I expect the overuse of jokes in sermons is meant as a camouflage for the failure to provide anything of merit in them. If so, let the preacher take note: it doesn’t work. The sermon which depends on a joke for its effectiveness is an insult to God, to the audience, and to one’s calling. The pulpit is for the preaching of God’s Word, Law and Gospel. Anything that distracts from that shouldn’t be there. The religious experience is largely bound up in the sermon. Most sermons can be edited down to under 10 minutes. Most the scrap material includes humor. People laugh and might remember the joke but it rarely contributes to edification. And don’t kid yourself, most people are not impressed.

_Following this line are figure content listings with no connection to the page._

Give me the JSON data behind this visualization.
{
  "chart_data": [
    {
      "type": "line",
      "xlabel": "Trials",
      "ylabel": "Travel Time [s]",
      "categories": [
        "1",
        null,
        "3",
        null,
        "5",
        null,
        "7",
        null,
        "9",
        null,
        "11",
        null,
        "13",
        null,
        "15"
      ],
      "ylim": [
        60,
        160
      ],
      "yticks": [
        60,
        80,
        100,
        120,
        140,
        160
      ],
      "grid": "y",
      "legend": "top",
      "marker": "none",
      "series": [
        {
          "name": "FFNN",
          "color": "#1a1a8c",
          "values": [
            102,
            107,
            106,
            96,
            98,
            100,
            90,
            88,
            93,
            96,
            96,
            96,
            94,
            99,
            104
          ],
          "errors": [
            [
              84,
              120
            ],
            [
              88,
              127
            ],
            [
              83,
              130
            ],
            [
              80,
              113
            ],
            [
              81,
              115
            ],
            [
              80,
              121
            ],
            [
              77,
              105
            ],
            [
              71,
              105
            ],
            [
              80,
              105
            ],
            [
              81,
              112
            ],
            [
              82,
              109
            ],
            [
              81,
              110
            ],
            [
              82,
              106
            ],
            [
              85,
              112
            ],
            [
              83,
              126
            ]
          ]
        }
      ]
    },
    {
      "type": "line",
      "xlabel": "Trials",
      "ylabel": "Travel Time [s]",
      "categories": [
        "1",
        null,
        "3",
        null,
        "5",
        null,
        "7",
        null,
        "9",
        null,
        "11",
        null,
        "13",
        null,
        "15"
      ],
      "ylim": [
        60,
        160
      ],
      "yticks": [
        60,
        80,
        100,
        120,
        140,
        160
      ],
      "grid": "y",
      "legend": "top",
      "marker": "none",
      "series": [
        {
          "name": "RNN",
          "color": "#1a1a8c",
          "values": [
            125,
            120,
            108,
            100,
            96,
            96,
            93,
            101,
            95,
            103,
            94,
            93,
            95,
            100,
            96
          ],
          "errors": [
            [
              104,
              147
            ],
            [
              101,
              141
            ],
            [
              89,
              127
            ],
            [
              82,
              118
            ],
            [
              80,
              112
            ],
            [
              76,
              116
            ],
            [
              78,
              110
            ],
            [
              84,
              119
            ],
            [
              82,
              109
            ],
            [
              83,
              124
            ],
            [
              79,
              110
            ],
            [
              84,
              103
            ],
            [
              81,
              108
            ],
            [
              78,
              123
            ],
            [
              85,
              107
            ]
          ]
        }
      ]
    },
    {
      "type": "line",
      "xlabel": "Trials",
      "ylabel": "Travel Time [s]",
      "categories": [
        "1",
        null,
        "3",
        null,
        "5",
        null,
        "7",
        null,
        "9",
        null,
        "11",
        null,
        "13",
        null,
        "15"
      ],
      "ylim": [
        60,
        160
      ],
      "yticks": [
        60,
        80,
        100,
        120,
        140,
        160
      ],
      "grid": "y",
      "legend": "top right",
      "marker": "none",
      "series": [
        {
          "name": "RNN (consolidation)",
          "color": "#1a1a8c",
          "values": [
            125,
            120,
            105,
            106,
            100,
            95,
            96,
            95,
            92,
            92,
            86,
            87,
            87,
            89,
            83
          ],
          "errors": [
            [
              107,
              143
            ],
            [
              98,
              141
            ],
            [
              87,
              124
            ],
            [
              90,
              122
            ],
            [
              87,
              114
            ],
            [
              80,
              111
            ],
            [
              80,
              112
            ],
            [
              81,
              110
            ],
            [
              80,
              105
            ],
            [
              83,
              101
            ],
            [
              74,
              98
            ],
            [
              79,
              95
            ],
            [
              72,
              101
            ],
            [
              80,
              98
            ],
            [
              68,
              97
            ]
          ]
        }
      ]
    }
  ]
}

There is a hunger out there for conversations – dialog, not monologue – and real relationships. The reformers moved the pulpit in the center and our shift should be the other way: Ten minute message perhaps, with lots of conversation and activities that practice the Christian lifestyle in community – praying with others, listening to their stories, serving the community, etc. I say this as one who loves a great story and enjoys being the one telling it. I just think of what Christ did for me; brutalized and nailed to a cross. The lamb of God. When I go to Church I "need" to hear the truth without humor. I love wholesome humor but... when I present myself to my King on Sunday in corporate worship - I think some reverence is in order. Remember; this is what the holy spirit has done for me so this is the way I see it. Our God certainly has a sense of humor. He created us in his own image, and he gave us the ability to laugh and to tell jokes, even to be silly. That said, I don't want my pastor to entertain me on Sunday morning. 1 Corinthians 13 doesn't say "love is patient, love is funny." Scripture doesn't preach winning people over with our clever anecdotes. It preaches the glorious and incomparable love of a risen Savior. I'm much more comforted knowing that my God is Sovereign, Gracious, Infinite, Merciful, than I am knowing he's amusing. I've heard pastors who use humor to shy away from the deeper truth of Scripture or to prove how relevant Scripture is. Our God doesn't need proof! He is always relevant! I'd much rather the Holy Spirit use my pastor's words to convict me and lead me back to grace than to keep me smiling. If our sermons never offend, we probably aren't telling people the whole truth.